Turned the key on and as soon as the pump tone changed I hurried and tightened the secondary filter. Only had a very small amount seep out before I was able to get it tight.

I could hear bubbles and air being being forced out through the return line and into the fuel tank but the entire system was drained so I figured it would take a minute or so, plus this gave me a chance to check all hose connections as well.

After cycling the key again I cranked it and she fired right up. It stumbled ever so slightly as there was air between the third filter and the CAPS injection pump that had to forced through and returned to the tank but it smoothed right out and idled great.

I let it run for several minutes before shutting down and letting it sit while I swept up and put tools away.

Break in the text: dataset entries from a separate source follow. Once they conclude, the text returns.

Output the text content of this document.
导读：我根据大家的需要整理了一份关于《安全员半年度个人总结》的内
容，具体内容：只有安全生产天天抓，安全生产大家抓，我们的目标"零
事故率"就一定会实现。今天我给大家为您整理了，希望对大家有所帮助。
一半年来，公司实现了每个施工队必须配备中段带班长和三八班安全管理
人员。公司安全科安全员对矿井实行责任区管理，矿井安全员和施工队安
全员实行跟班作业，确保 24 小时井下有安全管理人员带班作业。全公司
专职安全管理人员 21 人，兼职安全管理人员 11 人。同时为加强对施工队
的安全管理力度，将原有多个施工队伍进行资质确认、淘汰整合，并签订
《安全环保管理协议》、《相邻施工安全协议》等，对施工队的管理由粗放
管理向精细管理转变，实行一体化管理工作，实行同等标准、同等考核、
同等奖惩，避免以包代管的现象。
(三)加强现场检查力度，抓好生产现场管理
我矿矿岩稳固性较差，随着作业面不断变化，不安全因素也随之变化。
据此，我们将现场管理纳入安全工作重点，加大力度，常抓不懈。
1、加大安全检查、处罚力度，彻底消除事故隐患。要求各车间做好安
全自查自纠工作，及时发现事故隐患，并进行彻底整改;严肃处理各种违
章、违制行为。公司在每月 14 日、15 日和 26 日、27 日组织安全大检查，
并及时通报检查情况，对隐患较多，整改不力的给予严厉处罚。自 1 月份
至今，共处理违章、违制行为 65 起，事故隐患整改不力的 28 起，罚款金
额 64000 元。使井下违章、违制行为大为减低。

After about fifteen minutes I restarted and it fired right about like it always has but I noticed right away it idled smoother. I just thought maybe it was the placebo affect but my son stopped by and I asked him what he thought. His first comment was “it’s idling smoother”. I then figured maybe it actually is and not just in my head.

All in all a great modification and after a few more items on my gauge panel and wiring I can take her out for a spin.

That concludes the FASS installation in our 2003 Monaco Dynasty. Only item remaining is to fabricate a gauge console to add my gauges to the cockpit and wire them in.

Thanks for looking.

Mike
 

Bart

Registered User
Location
Arm Utah
Excellent project, execution, and write up as always. Love the preventative maintenance that path you always take. Concept is much more complicated but similar to the fuel/water separators on boats., sans the pump.